Hospital 30-Day, all-cause, risk standardized readmission rate following heart failure hospitalization
The measure estimates a hospital-level risk-standardized readmission rate (RSRR) for patients discharged from the hospital with a principal diagnosis of heart failure (HF). The outcome is defined as unplanned readmission for any cause within 30 days of the discharge date for the index admission. A specified set of planned readmissions do not count as readmissions. The target population is patients 18 and over. CMS annually reports the measure for patients who are 65 years or older and are either enrolled in fee-for-service (FFS) Medicare and hospitalized in non-federal hospitals or are hospitalized in Veterans Health Administration (VA) facilities.
ACP does not support this measure because it is not appropriately risk-adjusted.

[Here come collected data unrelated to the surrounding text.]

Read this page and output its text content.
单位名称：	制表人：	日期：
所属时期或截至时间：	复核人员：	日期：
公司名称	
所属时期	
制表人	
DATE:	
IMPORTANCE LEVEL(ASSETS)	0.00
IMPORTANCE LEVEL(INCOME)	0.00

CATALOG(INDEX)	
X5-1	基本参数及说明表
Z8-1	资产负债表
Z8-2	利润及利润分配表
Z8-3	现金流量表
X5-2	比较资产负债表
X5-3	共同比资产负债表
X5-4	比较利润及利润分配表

Recent literature identifies a set of patient characteristics for risk-adjustment that are significantly more robust than the characteristics currently used by CMS. The paper presented data indicating that the range in readmission rates (around 5%) between hospitals in the lowest quartile and hospitals in the highest quartile is cut in half when additional patient characteristics are included. ACP acknowledges that readmission rates are not entirely independent of provider control; however, NQF #0330 employs a measurement period (30 days) that is more likely to be influenced by outside factors than a shorter interval, such as 7 days. Furthermore, this measure could have immediate financial impact on hospitals, and without accurate risk-adjustment, patient populations that need more care are going to be penalized. Targeting readmission rates would require significant resources to make minimal impact, but the hospitals that need the most impact have the most limited resources.